Adoption of Office 365 in the enterprise has been growing encouragingly for Microsoft Corp. In the channel space, this is a development that can be seen in the increasing number of integrators and service providers offering their customers Office 365 migration services as well as other business solutions geared towards maximizing the features of Microsoft’s subscription-based online office suite.
Potential and current customers, however, have been asking Redmond for a road map of future Office 365 upgrades.
This week, Microsoft delivered on its earlier promise to do so. The company published a rough road map of Office 365 editions. The document, however, only covers versions of the suite for businesses and educational institutions. The available road map does not include Office 365 Home, Office 365 Personal or Office 365 Government.
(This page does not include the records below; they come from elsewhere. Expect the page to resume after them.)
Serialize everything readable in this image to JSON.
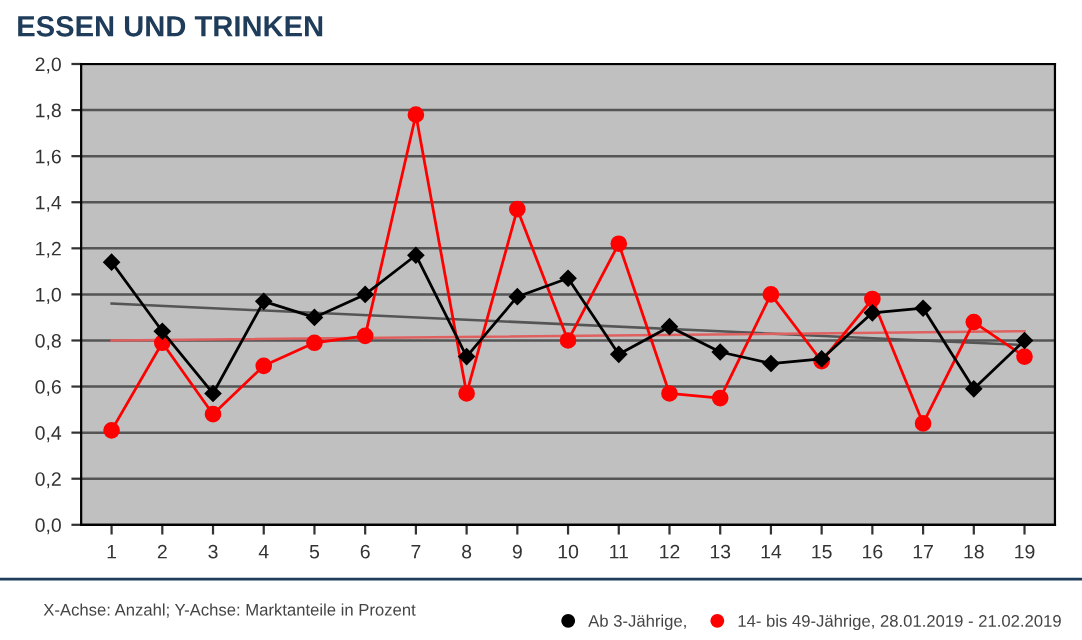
{
  "chart_data": {
    "type": "line",
    "title": "ESSEN UND TRINKEN",
    "categories": [
      "1",
      "2",
      "3",
      "4",
      "5",
      "6",
      "7",
      "8",
      "9",
      "10",
      "11",
      "12",
      "13",
      "14",
      "15",
      "16",
      "17",
      "18",
      "19"
    ],
    "series": [
      {
        "name": "Ab 3-Jährige,",
        "color": "#000000",
        "marker": "diamond",
        "values": [
          1.14,
          0.84,
          0.57,
          0.97,
          0.9,
          1.0,
          1.17,
          0.73,
          0.99,
          1.07,
          0.74,
          0.86,
          0.75,
          0.7,
          0.72,
          0.92,
          0.94,
          0.59,
          0.8
        ]
      },
      {
        "name": "14- bis 49-Jährige, 28.01.2019 - 21.02.2019",
        "color": "#ff0000",
        "marker": "circle",
        "values": [
          0.41,
          0.79,
          0.48,
          0.69,
          0.79,
          0.82,
          1.78,
          0.57,
          1.37,
          0.8,
          1.22,
          0.57,
          0.55,
          1.0,
          0.71,
          0.98,
          0.44,
          0.88,
          0.73
        ]
      },
      {
        "type": "line",
        "color": "#555555",
        "marker": "none",
        "x": [
          "1",
          "19"
        ],
        "values": [
          0.96,
          0.78
        ]
      },
      {
        "type": "line",
        "color": "#e06060",
        "marker": "none",
        "x": [
          "1",
          "19"
        ],
        "values": [
          0.8,
          0.84
        ]
      }
    ],
    "ylim": [
      0,
      2
    ],
    "yticks": [
      {
        "value": 0,
        "label": "0,0"
      },
      {
        "value": 0.2,
        "label": "0,2"
      },
      {
        "value": 0.4,
        "label": "0,4"
      },
      {
        "value": 0.6,
        "label": "0,6"
      },
      {
        "value": 0.8,
        "label": "0,8"
      },
      {
        "value": 1.0,
        "label": "1,0"
      },
      {
        "value": 1.2,
        "label": "1,2"
      },
      {
        "value": 1.4,
        "label": "1,4"
      },
      {
        "value": 1.6,
        "label": "1,6"
      },
      {
        "value": 1.8,
        "label": "1,8"
      },
      {
        "value": 2.0,
        "label": "2,0"
      }
    ],
    "grid": "y",
    "legend": "bottom",
    "annotations": [
      "X-Achse: Anzahl; Y-Achse: Marktanteile in Prozent"
    ]
  }
}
“The Office 365 for business public roadmap provides you with a way to learn more about upcoming updates before the change comes to your service,” wrote Jake Zborowski, a group manager for Office 365, in his blog on Thursday. “It provides a few months’ view of new features, enhancements, and major updates.”
He said, Microsoft may communicate “further in advance than a few months.”
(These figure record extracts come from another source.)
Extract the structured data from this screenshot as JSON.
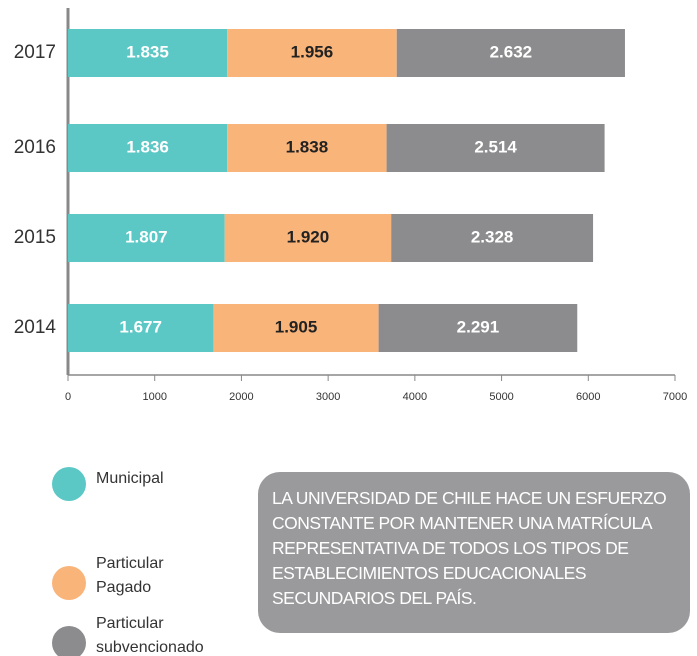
{
  "chart_data": {
    "type": "stacked_barh",
    "categories": [
      "2017",
      "2016",
      "2015",
      "2014"
    ],
    "series": [
      {
        "name": "Municipal",
        "color": "#5bc8c6",
        "values": [
          1835,
          1836,
          1807,
          1677
        ],
        "value_labels": [
          "1.835",
          "1.836",
          "1.807",
          "1.677"
        ]
      },
      {
        "name": "Particular Pagado",
        "color": "#f9b47a",
        "values": [
          1956,
          1838,
          1920,
          1905
        ],
        "value_labels": [
          "1.956",
          "1.838",
          "1.920",
          "1.905"
        ]
      },
      {
        "name": "Particular subvencionado",
        "color": "#8c8c8e",
        "values": [
          2632,
          2514,
          2328,
          2291
        ],
        "value_labels": [
          "2.632",
          "2.514",
          "2.328",
          "2.291"
        ]
      }
    ],
    "xlim": [
      0,
      7000
    ],
    "xticks": [
      0,
      1000,
      2000,
      3000,
      4000,
      5000,
      6000,
      7000
    ],
    "note": "LA UNIVERSIDAD DE CHILE HACE UN ESFUERZO CONSTANTE POR MANTENER UNA MATRÍCULA REPRESENTATIVA DE TODOS LOS TIPOS DE ESTABLECIMIENTOS EDUCACIONALES SECUNDARIOS DEL PAÍS."
  }
}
The road map lists features that have already been implemented, features that have been rolled out to some users, features still in development as well as features that have been removed. Microsoft, however, does not mention when new features will be rolled out.
In line with the road map, Microsoft is also rolling out a new program called First Release. The program gives customers who opt-in to the program, opportunity to get a small selection of significant enhancement to Office 365, SharePoint Online and Exchange Online ahead of other users.
“If you opt-in to First Release, you will receive new qualifying feature updates first, a minimum of two weeks before customers in our standard release group,” according to Zborowski.
Updates to Lync Online, Exchange Online Protection, Office 365 ProPlus, or other related services are not included in the First Release program at this time.
By default, all Office 365 customers are part of the standard release group. “If you’re in this group, you will receive the new feature updates a minimum of two weeks after availability in First Release,” he said. The majority of service updates will be made available to all customers via Microsoft’s standard release processes.
On Tuesday, June 24th the Office 365 Technical Network will host a Roadmap Communications YamJam from 9:00-10:00am PT to discuss the announcement. This provides the opportunity for the community to ask questions and have a discussion with a panel of internal Microsoft experts on a particular topic.